Além disso, existe a confusão em relação à estrutura do órgão, lembra Fernanda. Ela reforça que vulva se refere à parte externa, e vagina à interna.
— Esse deve ser um produto para a aplicação na vulva. O cheiro característico da mulher está relacionado a muitos fatores, inclusive sendo proveniente da parede vaginal. Duchas não são recomendadas, quanto mais aplicação de produtos com intuito de "amenizar" odores. É um mecanismo de defesa natural. O que estamos querendo tirar? O cheiro normal da mulher? Acho bem complicada e muito questionável essa necessidade de tirar os odores naturais. O risco que isso pode trazer é atrapalhar o mecanismo próprio de defesa da região — explica.
Por fim, alerta para mais um ponto relevante sobre o uso do produto: mascarar o cheiro e, assim, atrapalhar possíveis diagnósticos de alterações na região.
— Pode atrapalhar a mulher de perceber que está com um cheiro diferente, de perceber que a secreção está com um odor mais forte. Acho isso muito ruim e eu não recomendaria – salienta.
Dermatologista recomenda cautela
A dermatologista Márcia Donadussi pontua que, mesmo sem álcool e parabenos, o produto provavelmente tem conservantes.
— A fragrância em si é um processo químico. Tem que ter cuidado — sublinha ela.
Para a médica, o perfume íntimo não necessariamente vai fazer mal, mas precisa ser aplicado com parcimônia na região externa, na perna, e nunca na mucosa, com cuidado especial para que não caia nos pequenos lábios.
Além disso, pessoas que tenham histórico de alergia, que estejam com algum fungo, foliculite ou ferida aberta ou que tenham se depilado recentemente com cera ou lâmina devem evitar o uso.
Alternativas
A ginecologista Simone Vaccaro ainda aponta que, se a intenção é diminuir o odor da região, existem soluções mais básicas, como a própria depilação.

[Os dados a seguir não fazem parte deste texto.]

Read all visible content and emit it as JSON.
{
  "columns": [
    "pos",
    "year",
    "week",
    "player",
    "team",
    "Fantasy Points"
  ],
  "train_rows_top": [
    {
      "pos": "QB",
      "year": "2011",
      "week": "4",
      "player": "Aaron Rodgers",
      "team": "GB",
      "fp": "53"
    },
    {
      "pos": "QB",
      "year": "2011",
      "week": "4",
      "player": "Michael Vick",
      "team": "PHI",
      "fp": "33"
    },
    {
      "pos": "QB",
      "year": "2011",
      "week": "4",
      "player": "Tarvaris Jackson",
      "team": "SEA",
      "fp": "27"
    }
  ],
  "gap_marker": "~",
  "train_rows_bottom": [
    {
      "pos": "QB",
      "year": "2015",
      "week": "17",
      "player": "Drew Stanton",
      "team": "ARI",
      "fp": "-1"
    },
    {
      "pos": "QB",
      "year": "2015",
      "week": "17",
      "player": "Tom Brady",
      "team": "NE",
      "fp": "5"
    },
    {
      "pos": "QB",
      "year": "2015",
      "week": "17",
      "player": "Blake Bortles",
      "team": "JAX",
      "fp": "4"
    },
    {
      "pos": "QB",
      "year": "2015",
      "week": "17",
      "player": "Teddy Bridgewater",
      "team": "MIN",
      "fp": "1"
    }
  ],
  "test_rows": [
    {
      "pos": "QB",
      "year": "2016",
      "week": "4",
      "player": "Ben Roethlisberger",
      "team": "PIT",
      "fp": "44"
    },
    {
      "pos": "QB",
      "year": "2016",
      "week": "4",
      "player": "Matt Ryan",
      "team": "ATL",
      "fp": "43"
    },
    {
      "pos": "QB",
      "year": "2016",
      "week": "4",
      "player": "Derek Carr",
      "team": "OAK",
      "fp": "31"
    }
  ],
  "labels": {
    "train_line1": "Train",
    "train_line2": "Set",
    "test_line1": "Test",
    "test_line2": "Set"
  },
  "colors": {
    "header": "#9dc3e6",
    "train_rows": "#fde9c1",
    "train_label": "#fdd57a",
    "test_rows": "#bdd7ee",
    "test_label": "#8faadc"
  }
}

— A pele da vulva, onde estão os pelos, assim como todo o restante da nossa epiderme, é composta por bactérias. Essas bactérias, em alguns locais do nosso organismo, têm maior concentração. É o caso das axilas e da virilha. Então, mais do que usar perfumes íntimos, a paciente tem que ter uma boa higiene na região. Muitas vezes, isso passa por encurtar os pelos, que, quando muito longos, podem proteger contra atritos e entrada de germes no canal da vagina, mas, por outro lado, podem propiciar maior acúmulo de secreções e de bactérias. Por isso, causam mais suor e odor — aponta.
Caso a paciente transpire muito na região, Simone costuma indicar o uso de talco antisséptico, que baixa a multiplicação das bactérias. Com um cuidado: o produto precisa ser passado nas coxas ou na região alta do monte pubiano, e não dentro dos lábios da vagina.
— A meu ver, é mais promissor do que perfumaria — diz a médica, que também recomenda o uso de perfume na própria roupa, caso a mulher deseje um cheiro diferente sem prejudicar a saúde íntima.